Flying solo

Got a text message this morning that E had to call out of work today because of some drama last night. He said he’d fill me in on Friday.

This left me with an afternoon off or I could keep working.

I took the afternoon off.

I went to the gym.

I debated a trike ride, but it was too cold and windy.

Got to the gym and they were horrified I hadn’t received E’s message. Made sure his boss knew he was very good about notifying me and that I’d decided to test my knowledge of what he’s taught me.

I’d say he taught me well! It was upper body stuff, so I tried a few machines and did some good cable stuff. I am just as fatigued as when he pushes me.

I got to the car and cried.

No, not pain, pride.

As with all good things, there is the thought in the back of my head of “what if I lose him as a trainer?” How will I get stronger? How will I continue? Would that be where it ends?

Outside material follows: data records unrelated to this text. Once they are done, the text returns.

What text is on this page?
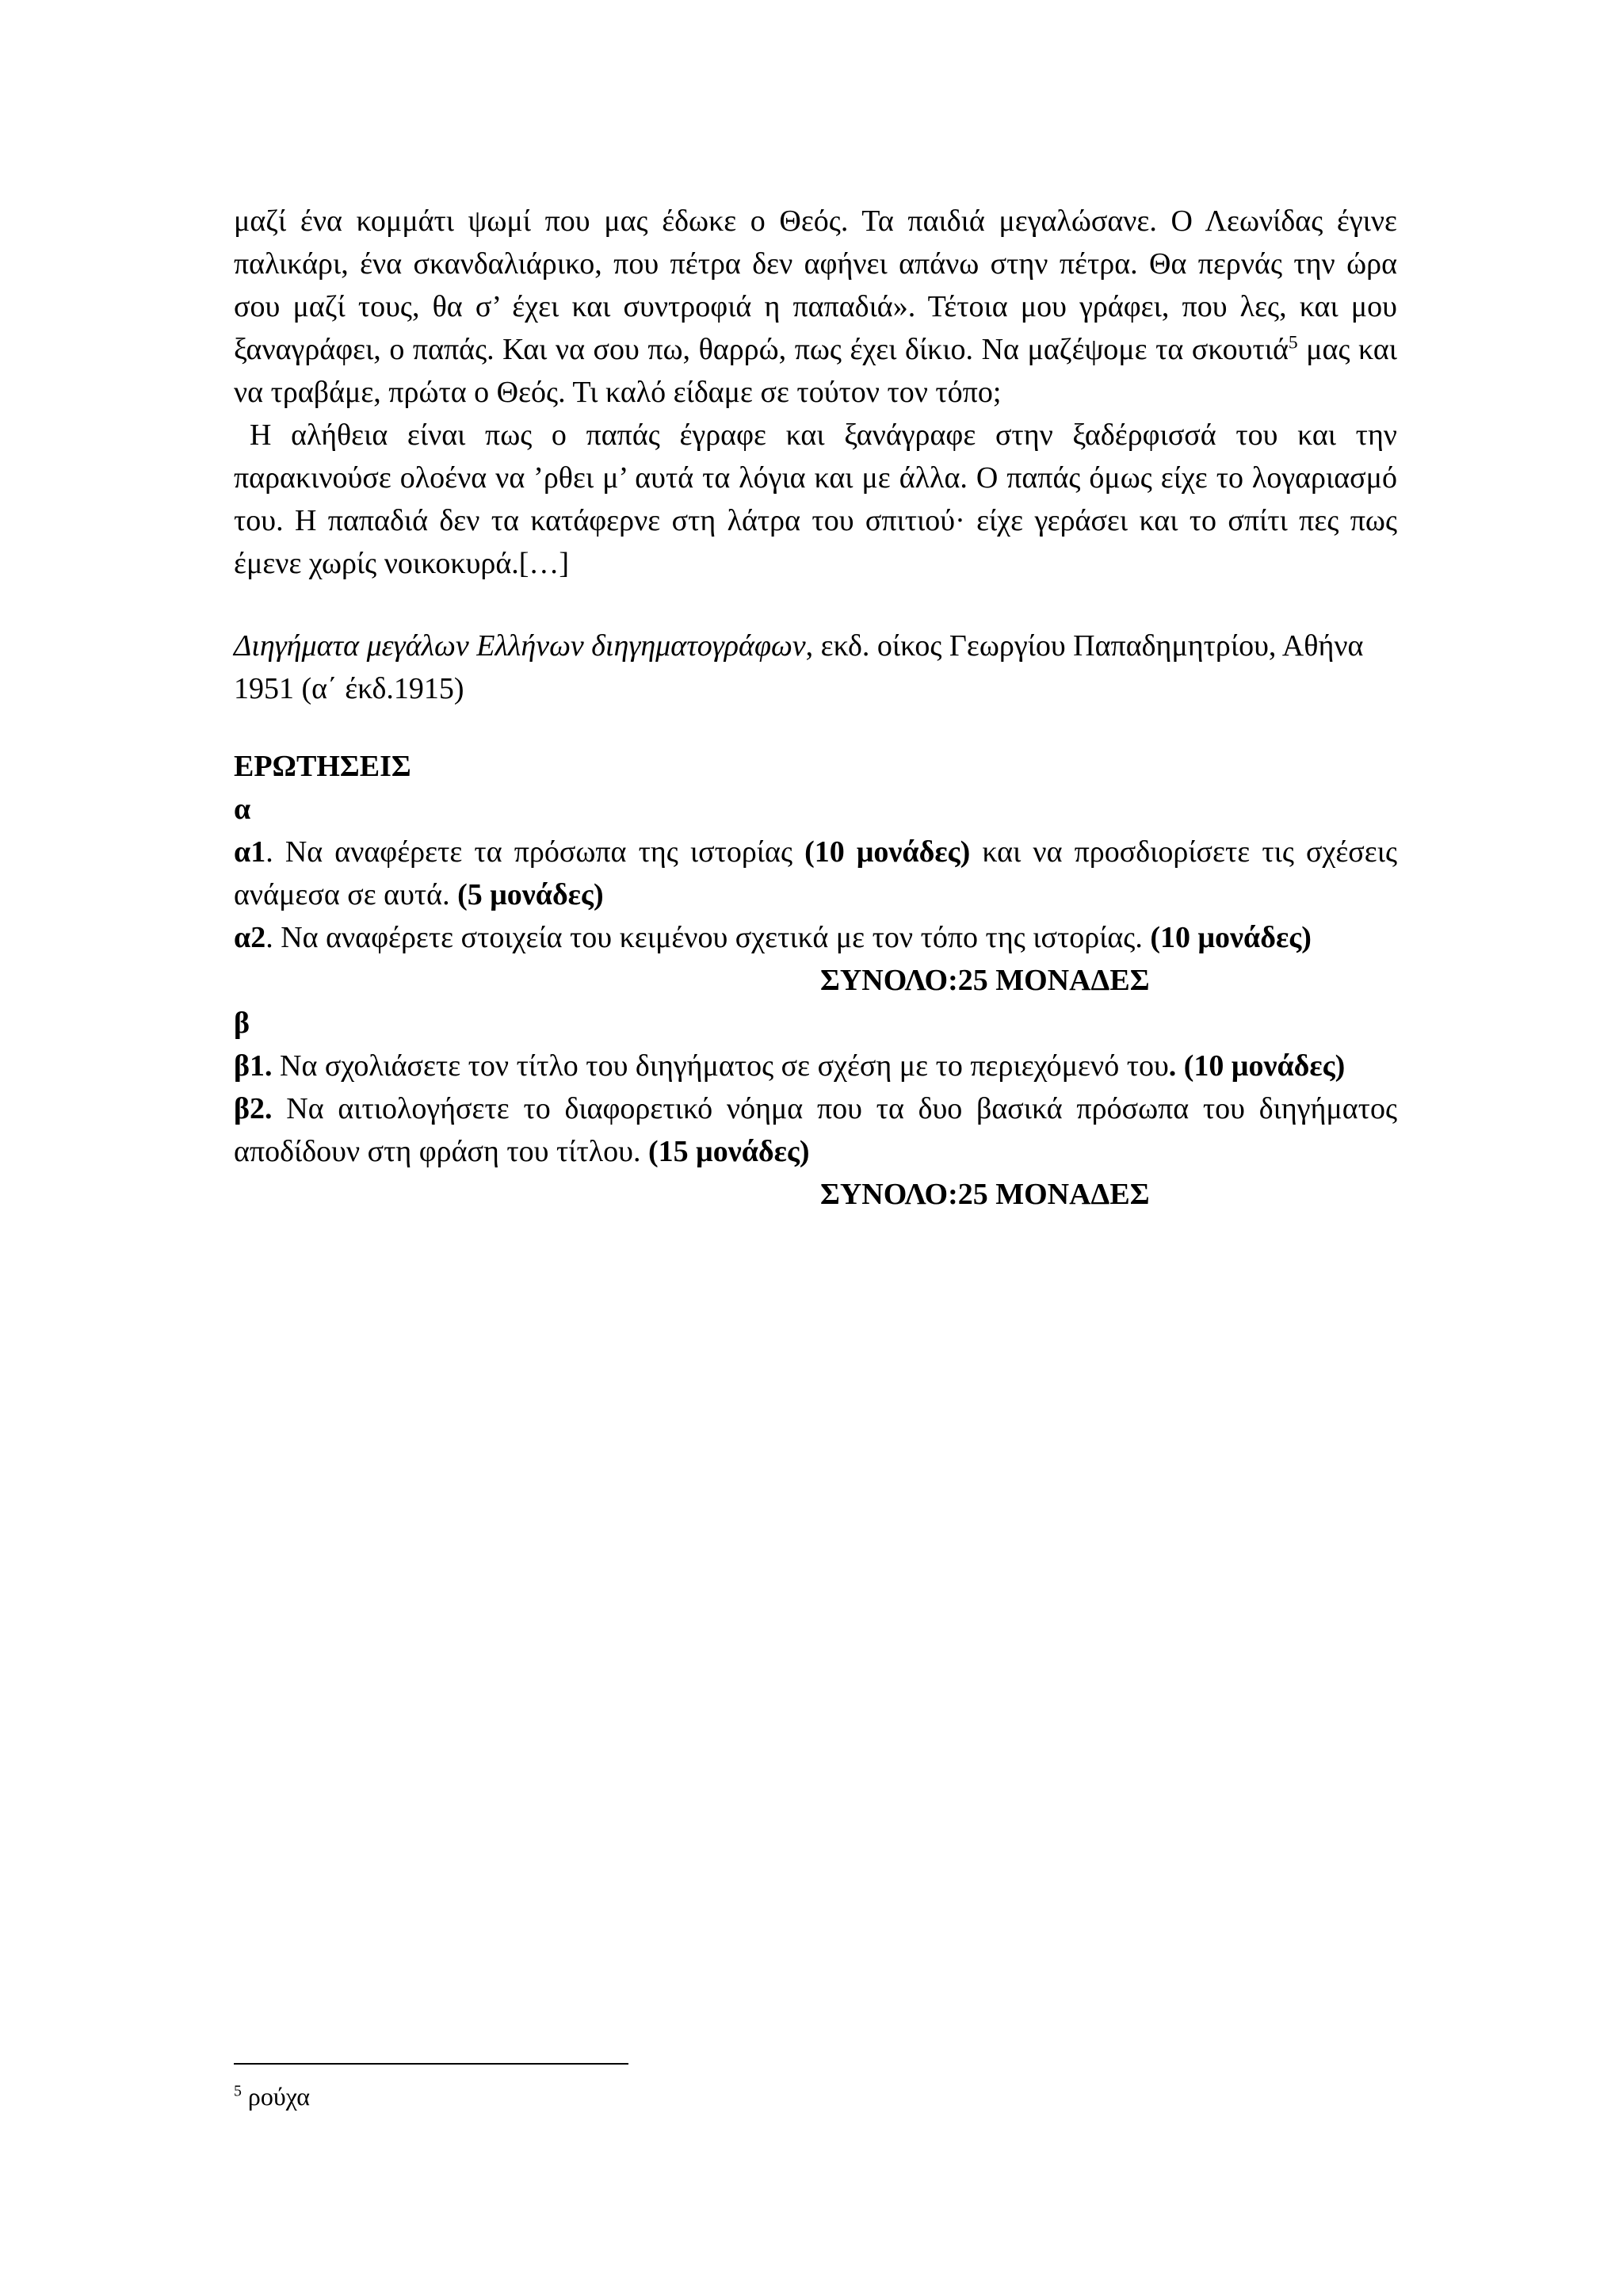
μαζί ένα κομμάτι ψωμί που μας έδωκε ο Θεός. Τα παιδιά μεγαλώσανε. Ο Λεωνίδας έγινε παλικάρι, ένα σκανδαλιάρικο, που πέτρα δεν αφήνει απάνω στην πέτρα. Θα περνάς την ώρα σου μαζί τους, θα σ’ έχει και συντροφιά η παπαδιά». Τέτοια μου γράφει, που λες, και μου ξαναγράφει, ο παπάς. Και να σου πω, θαρρώ, πως έχει δίκιο. Να μαζέψομε τα σκουτιά$^5$ μας και να τραβάμε, πρώτα ο Θεός. Τι καλό είδαμε σε τούτον τον τόπο;

Η αλήθεια είναι πως ο παπάς έγραφε και ξανάγραφε στην ξαδέρφισσά του και την παρακινούσε ολοένα να ’ρθει μ’ αυτά τα λόγια και με άλλα. Ο παπάς όμως είχε το λογαριασμό του. Η παπαδιά δεν τα κατάφερνε στη λάτρα του σπιτιού· είχε γεράσει και το σπίτι πες πως έμενε χωρίς νοικοκυρά.[…]

Διηγήματα μεγάλων Ελλήνων διηγηματογράφων, εκδ. οίκος Γεωργίου Παπαδημητρίου, Αθήνα 1951 (α΄ έκδ.1915)

ΕΡΩΤΗΣΕΙΣ

α

α1. Να αναφέρετε τα πρόσωπα της ιστορίας (10 μονάδες) και να προσδιορίσετε τις σχέσεις ανάμεσα σε αυτά. (5 μονάδες)

α2. Να αναφέρετε στοιχεία του κειμένου σχετικά με τον τόπο της ιστορίας. (10 μονάδες)

ΣΥΝΟΛΟ:25 ΜΟΝΑΔΕΣ

β

β1. Να σχολιάσετε τον τίτλο του διηγήματος σε σχέση με το περιεχόμενό του. (10 μονάδες)

β2. Να αιτιολογήσετε το διαφορετικό νόημα που τα δυο βασικά πρόσωπα του διηγήματος αποδίδουν στη φράση του τίτλου. (15 μονάδες)

ΣΥΝΟΛΟ:25 ΜΟΝΑΔΕΣ

$^5$ ρούχα
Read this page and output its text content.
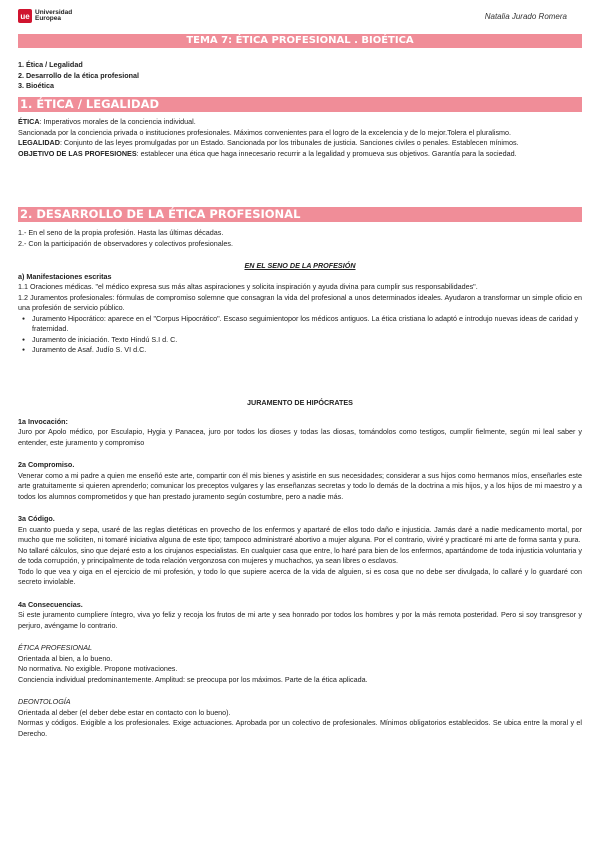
ue Universidad
Europea	Natalia Jurado Romera
TEMA 7: ÉTICA PROFESIONAL . BIOÉTICA
1. Ética / Legalidad
2. Desarrollo de la ética profesional
3. Bioética
1. ÉTICA / LEGALIDAD

ÉTICA: Imperativos morales de la conciencia individual.

Sancionada por la conciencia privada o instituciones profesionales. Máximos convenientes para el logro de la excelencia y de lo mejor.Tolera el pluralismo.

LEGALIDAD: Conjunto de las leyes promulgadas por un Estado. Sancionada por los tribunales de justicia. Sanciones civiles o penales. Establecen mínimos.

OBJETIVO DE LAS PROFESIONES: establecer una ética que haga innecesario recurrir a la legalidad y promueva sus objetivos. Garantía para la sociedad.

2. DESARROLLO DE LA ÉTICA PROFESIONAL

1.- En el seno de la propia profesión. Hasta las últimas décadas.

2.- Con la participación de observadores y colectivos profesionales.

EN EL SENO DE LA PROFESIÓN

a) Manifestaciones escritas

1.1 Oraciones médicas. "el médico expresa sus más altas aspiraciones y solicita inspiración y ayuda divina para cumplir sus responsabilidades".

1.2 Juramentos profesionales: fórmulas de compromiso solemne que consagran la vida del profesional a unos determinados ideales. Ayudaron a transformar un simple oficio en una profesión de servicio público.

● Juramento Hipocrático: aparece en el "Corpus Hipocrático". Escaso seguimientopor los médicos antiguos. La ética cristiana lo adaptó e introdujo nuevas ideas de caridad y fraternidad.
● Juramento de iniciación. Texto Hindú S.I d. C.
● Juramento de Asaf. Judío S. VI d.C.

JURAMENTO DE HIPÓCRATES

1a Invocación:

Juro por Apolo médico, por Esculapio, Hygia y Panacea, juro por todos los dioses y todas las diosas, tomándolos como testigos, cumplir fielmente, según mi leal saber y entender, este juramento y compromiso

2a Compromiso.

Venerar como a mi padre a quien me enseñó este arte, compartir con él mis bienes y asistirle en sus necesidades; considerar a sus hijos como hermanos míos, enseñarles este arte gratuitamente si quieren aprenderlo; comunicar los preceptos vulgares y las enseñanzas secretas y todo lo demás de la doctrina a mis hijos, y a los hijos de mi maestro y a todos los alumnos comprometidos y que han prestado juramento según costumbre, pero a nadie más.

3a Código.

En cuanto pueda y sepa, usaré de las reglas dietéticas en provecho de los enfermos y apartaré de ellos todo daño e injusticia. Jamás daré a nadie medicamento mortal, por mucho que me soliciten, ni tomaré iniciativa alguna de este tipo; tampoco administraré abortivo a mujer alguna. Por el contrario, viviré y practicaré mi arte de forma santa y pura.

No tallaré cálculos, sino que dejaré esto a los cirujanos especialistas. En cualquier casa que entre, lo haré para bien de los enfermos, apartándome de toda injusticia voluntaria y de toda corrupción, y principalmente de toda relación vergonzosa con mujeres y muchachos, ya sean libres o esclavos.

Todo lo que vea y oiga en el ejercicio de mi profesión, y todo lo que supiere acerca de la vida de alguien, si es cosa que no debe ser divulgada, lo callaré y lo guardaré con secreto inviolable.

4a Consecuencias.

Si este juramento cumpliere íntegro, viva yo feliz y recoja los frutos de mi arte y sea honrado por todos los hombres y por la más remota posteridad. Pero si soy transgresor y perjuro, avéngame lo contrario.

ÉTICA PROFESIONAL

Orientada al bien, a lo bueno.

No normativa. No exigible. Propone motivaciones.

Conciencia individual predominantemente. Amplitud: se preocupa por los máximos. Parte de la ética aplicada.

DEONTOLOGÍA

Orientada al deber (el deber debe estar en contacto con lo bueno).

Normas y códigos. Exigible a los profesionales. Exige actuaciones. Aprobada por un colectivo de profesionales. Mínimos obligatorios establecidos. Se ubica entre la moral y el Derecho.
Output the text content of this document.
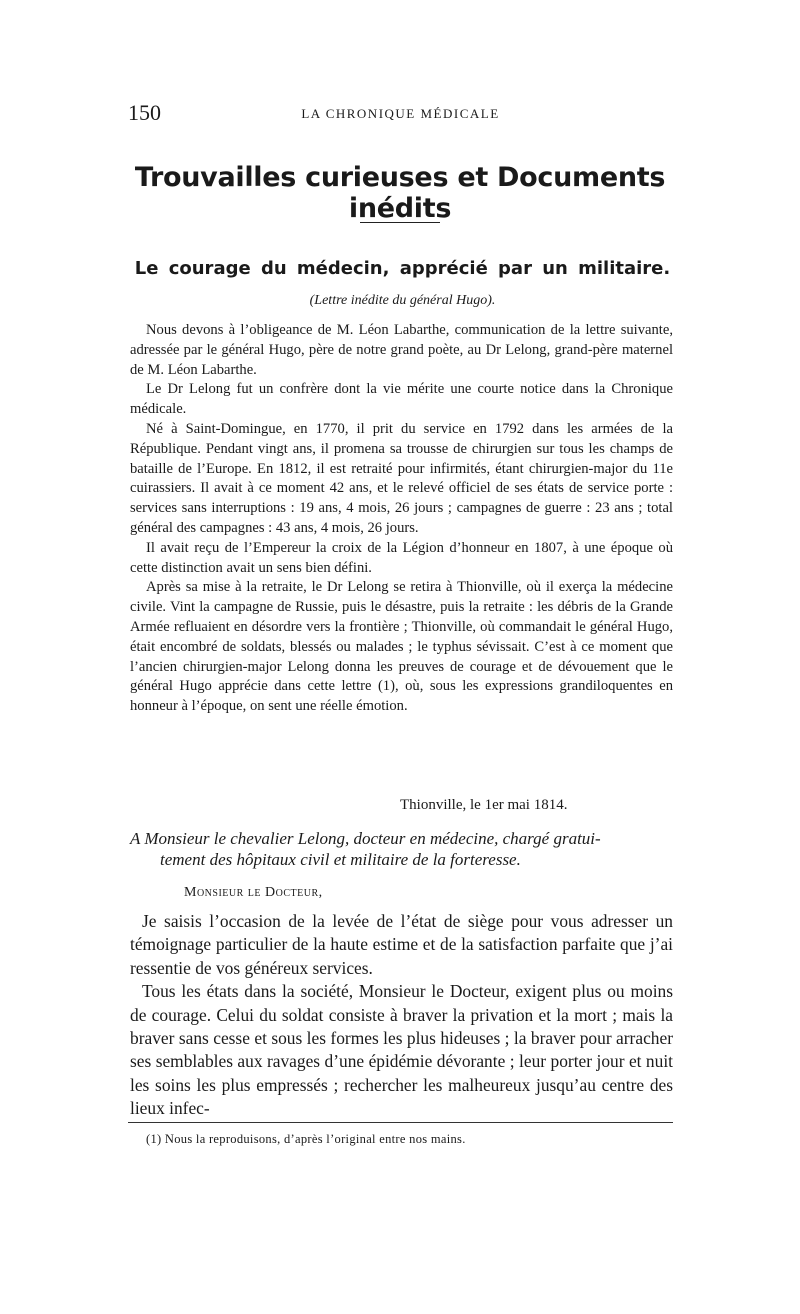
150	LA CHRONIQUE MÉDICALE
Trouvailles curieuses et Documents inédits
Le courage du médecin, apprécié par un militaire.
(Lettre inédite du général Hugo).

Nous devons à l’obligeance de M. Léon Labarthe, communication de la lettre suivante, adressée par le général Hugo, père de notre grand poète, au Dr Lelong, grand-père maternel de M. Léon Labarthe.

Le Dr Lelong fut un confrère dont la vie mérite une courte notice dans la Chronique médicale.

Né à Saint-Domingue, en 1770, il prit du service en 1792 dans les armées de la République. Pendant vingt ans, il promena sa trousse de chirurgien sur tous les champs de bataille de l’Europe. En 1812, il est retraité pour infirmités, étant chirurgien-major du 11e cuirassiers. Il avait à ce moment 42 ans, et le relevé officiel de ses états de service porte : services sans interruptions : 19 ans, 4 mois, 26 jours ; campagnes de guerre : 23 ans ; total général des campagnes : 43 ans, 4 mois, 26 jours.

Il avait reçu de l’Empereur la croix de la Légion d’honneur en 1807, à une époque où cette distinction avait un sens bien défini.

Après sa mise à la retraite, le Dr Lelong se retira à Thionville, où il exerça la médecine civile. Vint la campagne de Russie, puis le désastre, puis la retraite : les débris de la Grande Armée refluaient en désordre vers la frontière ; Thionville, où commandait le général Hugo, était encombré de soldats, blessés ou malades ; le typhus sévissait. C’est à ce moment que l’ancien chirurgien-major Lelong donna les preuves de courage et de dévouement que le général Hugo apprécie dans cette lettre (1), où, sous les expressions grandiloquentes en honneur à l’époque, on sent une réelle émotion.

Thionville, le 1er mai 1814.
A Monsieur le chevalier Lelong, docteur en médecine, chargé gratui-
tement des hôpitaux civil et militaire de la forteresse.
Monsieur le Docteur,

Je saisis l’occasion de la levée de l’état de siège pour vous adresser un témoignage particulier de la haute estime et de la satisfaction parfaite que j’ai ressentie de vos généreux services.

Tous les états dans la société, Monsieur le Docteur, exigent plus ou moins de courage. Celui du soldat consiste à braver la privation et la mort ; mais la braver sans cesse et sous les formes les plus hideuses ; la braver pour arracher ses semblables aux ravages d’une épidémie dévorante ; leur porter jour et nuit les soins les plus empressés ; rechercher les malheureux jusqu’au centre des lieux infec-

(1) Nous la reproduisons, d’après l’original entre nos mains.
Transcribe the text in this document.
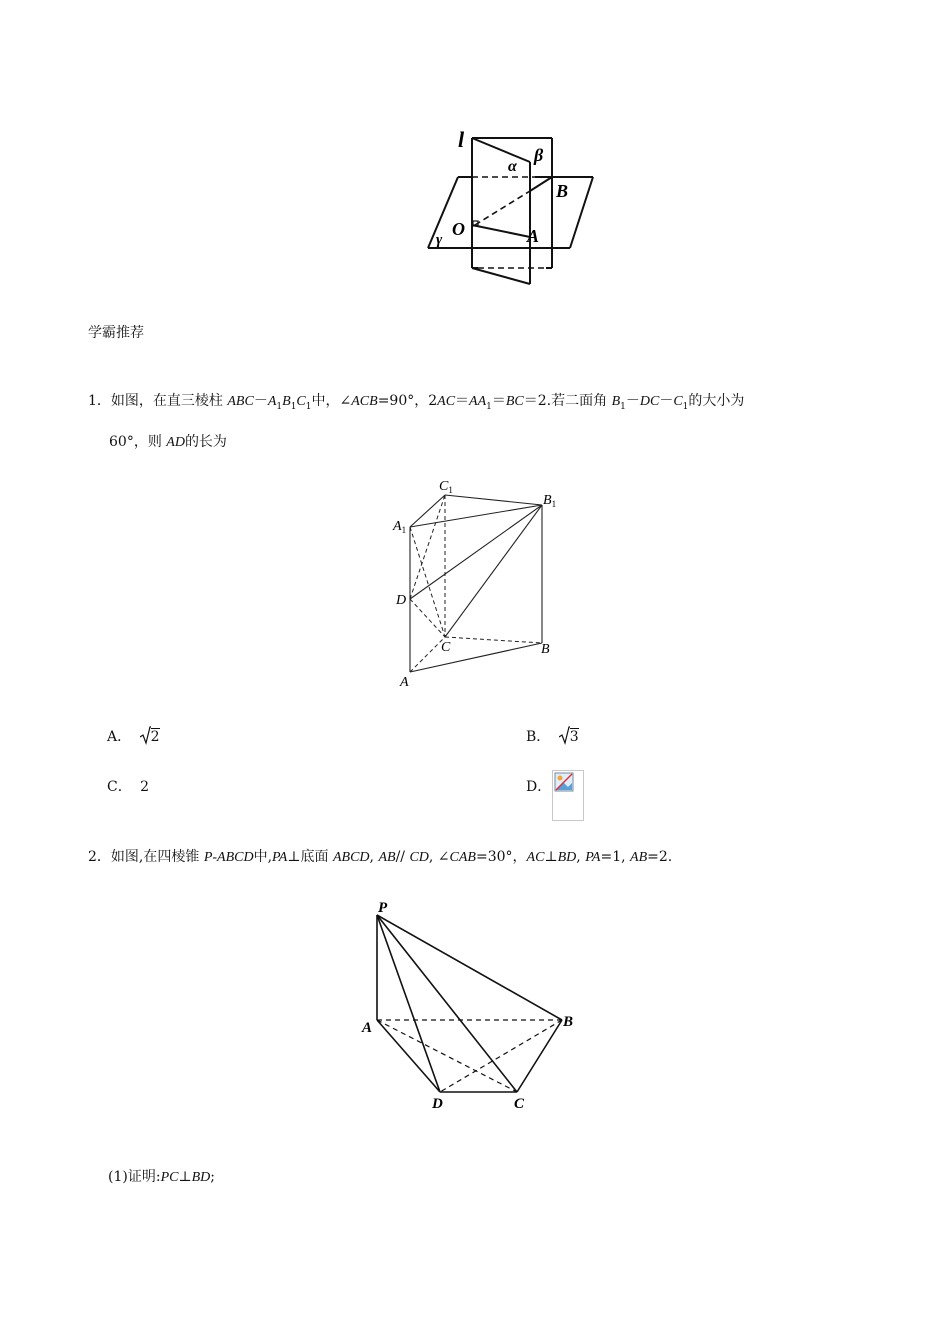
l
α
β
B
O
γ	A
学霸推荐
1．如图，在直三棱柱 $ABC-A_1B_1C_1$中，∠ACB=90°，$2AC=AA_1=BC=2$.若二面角 $B_1-DC-C_1$的大小为
60°，则 AD的长为
$C_1$
$B_1$
$A_1$
D
C	B
A
A． 2	B． 3
C． 2	D．
2．如图,在四棱锥 P-ABCD中,PA⊥底面 ABCD, AB// CD, ∠CAB=30°，AC⊥BD, PA=1, AB=2.
P
A	B
D	C
(1)证明:PC⊥BD;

None of that is a worry. I mean, I don’t want him going anywhere, but I am so freaking proud of myself for not just going to the gym, but lifting in a manner that E would expect from me.

There was a point where I was doing lat pulls on the cable machine (at the 100 pounds that was so shocking a week or so ago) and I could see my muscles working in my reflection in the mirror. Seeing both arms move together, making this blob of metal go up and down, and seeing my biceps just pop out made me feel so amazing.

That kind voice, my Momma Karen voice, said “look at you sweetie! Look at those muscles working! YOU made those!”

Crazy lady resting on the row machine

I finished, made my way to the car and burst into tears.

See baby girl? See? It’s all in you! Just like MJ told you Sunday, you know, it’s in you. Like Corinne tells you, you know the answers when you talk it out. Now this is part of you now too!

I’m so proud of the woman I am right now!